Little Boots finished out her American tour promoting the release of her new album Working Girl Saturday evening at U Street Music Hall along with Maryland based band Prinze George. The tight and intimate spaces of U Hall were an apt setting for the fervent energy of Saturday’s crowd. People were there to dance dammit, and it was up to Little Boots to put in some work and get them moving.

Little Boots produces a style of pop music that is deeply seeped in the sounds of the genre that were being produced in the late 80s and early 90s. This is dance-pop at its finest, complete with unshakably catchy hooks and melodies as well as more synth laser sounds than you thought could be crammed into a track. Layer on top of that era appropriate clothing and hairstyles as well as projections rich in period iconography (i.e. Kid Pix and Zack Morris brick phone) and you begin to see Little Boots’ motif coalesce. Everything is fun, everything is flashy, and you are here to enjoy yourself so stop worrying and start shaking your ass.


I have to give Little Boots credit for how well she executes this motif and how deeply her show reinforces it. Every aspect of the performance harkens to the spirit of late 80s early 90s consumerism; from the choreography of the backup singers that captures the affected apathy of tween valley girls to the almost cloyingly fun music itself. The show is intentionally vapid, you are there to have a good time and NOTHING else, and the crowd was eager to revel in the safety of this care eschewing show.
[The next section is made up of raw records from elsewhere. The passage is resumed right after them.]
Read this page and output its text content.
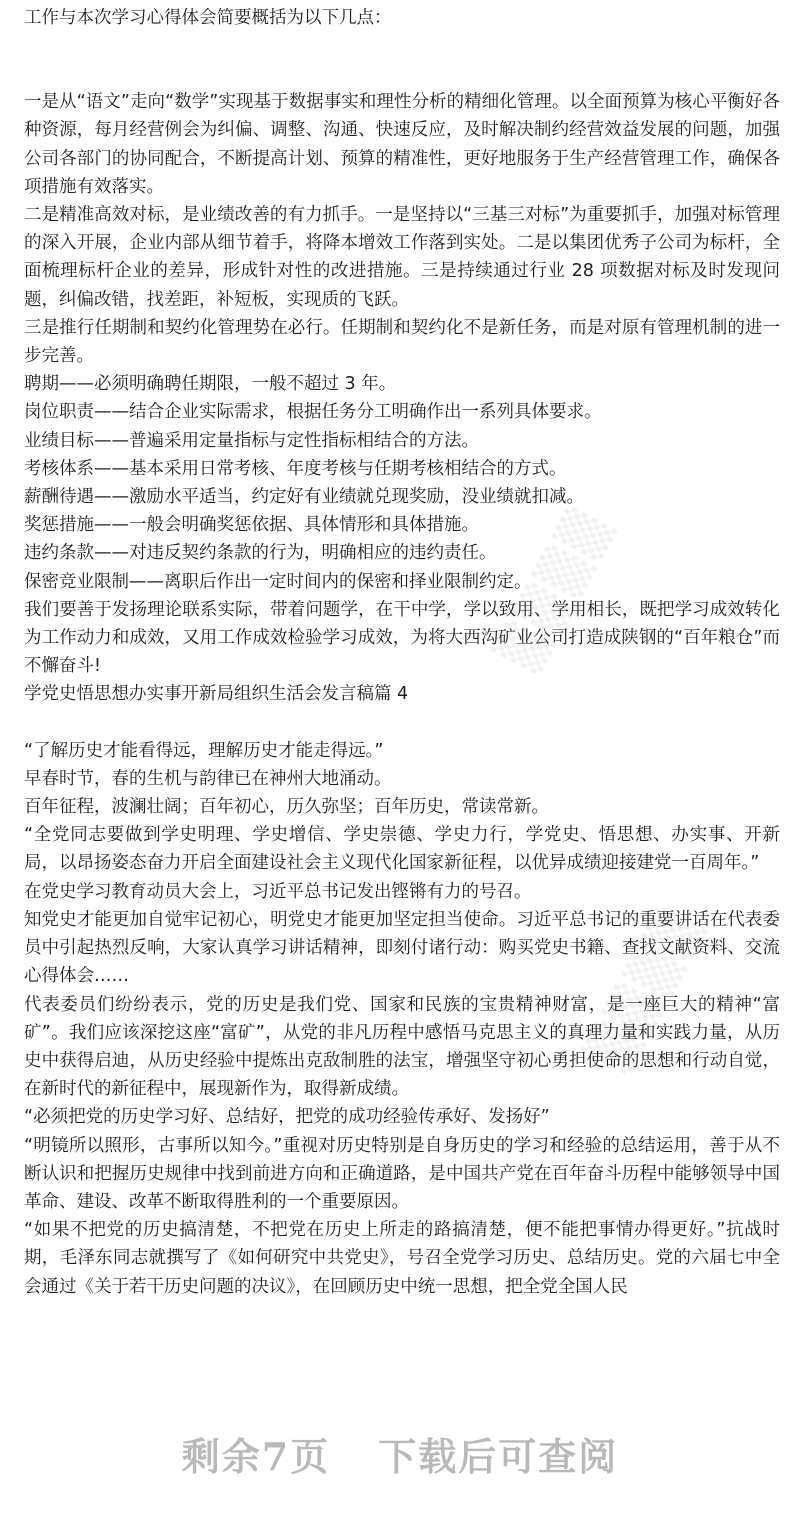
工作与本次学习心得体会简要概括为以下几点：

一是从“语文”走向“数学”实现基于数据事实和理性分析的精细化管理。以全面预算为核心平衡好各种资源，每月经营例会为纠偏、调整、沟通、快速反应，及时解决制约经营效益发展的问题，加强公司各部门的协同配合，不断提高计划、预算的精准性，更好地服务于生产经营管理工作，确保各项措施有效落实。

二是精准高效对标，是业绩改善的有力抓手。一是坚持以“三基三对标”为重要抓手，加强对标管理的深入开展，企业内部从细节着手，将降本增效工作落到实处。二是以集团优秀子公司为标杆，全面梳理标杆企业的差异，形成针对性的改进措施。三是持续通过行业 28 项数据对标及时发现问题，纠偏改错，找差距，补短板，实现质的飞跃。

三是推行任期制和契约化管理势在必行。任期制和契约化不是新任务，而是对原有管理机制的进一步完善。

聘期——必须明确聘任期限，一般不超过 3 年。

岗位职责——结合企业实际需求，根据任务分工明确作出一系列具体要求。

业绩目标——普遍采用定量指标与定性指标相结合的方法。

考核体系——基本采用日常考核、年度考核与任期考核相结合的方式。

薪酬待遇——激励水平适当，约定好有业绩就兑现奖励，没业绩就扣减。

奖惩措施——一般会明确奖惩依据、具体情形和具体措施。

违约条款——对违反契约条款的行为，明确相应的违约责任。

保密竞业限制——离职后作出一定时间内的保密和择业限制约定。

我们要善于发扬理论联系实际，带着问题学，在干中学，学以致用、学用相长，既把学习成效转化为工作动力和成效，又用工作成效检验学习成效，为将大西沟矿业公司打造成陕钢的“百年粮仓”而不懈奋斗!

学党史悟思想办实事开新局组织生活会发言稿篇 4

“了解历史才能看得远，理解历史才能走得远。”

早春时节，春的生机与韵律已在神州大地涌动。

百年征程，波澜壮阔；百年初心，历久弥坚；百年历史，常读常新。

“全党同志要做到学史明理、学史增信、学史崇德、学史力行，学党史、悟思想、办实事、开新局，以昂扬姿态奋力开启全面建设社会主义现代化国家新征程，以优异成绩迎接建党一百周年。”

在党史学习教育动员大会上，习近平总书记发出铿锵有力的号召。

知党史才能更加自觉牢记初心，明党史才能更加坚定担当使命。习近平总书记的重要讲话在代表委员中引起热烈反响，大家认真学习讲话精神，即刻付诸行动：购买党史书籍、查找文献资料、交流心得体会……

代表委员们纷纷表示，党的历史是我们党、国家和民族的宝贵精神财富，是一座巨大的精神“富矿”。我们应该深挖这座“富矿”，从党的非凡历程中感悟马克思主义的真理力量和实践力量，从历史中获得启迪，从历史经验中提炼出克敌制胜的法宝，增强坚守初心勇担使命的思想和行动自觉，在新时代的新征程中，展现新作为，取得新成绩。

“必须把党的历史学习好、总结好，把党的成功经验传承好、发扬好”

“明镜所以照形，古事所以知今。”重视对历史特别是自身历史的学习和经验的总结运用，善于从不断认识和把握历史规律中找到前进方向和正确道路，是中国共产党在百年奋斗历程中能够领导中国革命、建设、改革不断取得胜利的一个重要原因。

“如果不把党的历史搞清楚，不把党在历史上所走的路搞清楚，便不能把事情办得更好。”抗战时期，毛泽东同志就撰写了《如何研究中共党史》，号召全党学习历史、总结历史。党的六届七中全会通过《关于若干历史问题的决议》，在回顾历史中统一思想，把全党全国人民

▒▒▒▒
▒▒▒▒
剩余7页 下载后可查阅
If this is Little Boots’ intention, then it is masterfully executed and represents an equally tongue-
in-cheek and reverential approach to the style of music that she is creating. These are Madonna beats with Britney lyrics and vocals, and they are pop supernovae. However, when I looked around the show, the audience teeming with woo-girls and their complacently drunk boyfriends, I began to worry. Am I interpreting this all wrong? Is this a celebration of that lifestyle rather than a critique? Is this all people expect and want for themselves and their music? Didn’t we all agree that the culture that this music is steeped in, fun and nostalgia inducing as it is, was ultimately flawed? Then again, maybe I’m thinking too hard about it. Maybe that’s not what Little Boots wants from me. Maybe I should shut the hell up, raise my hands into the air, let loose my most vocal frying “WOOO” and…just…dance.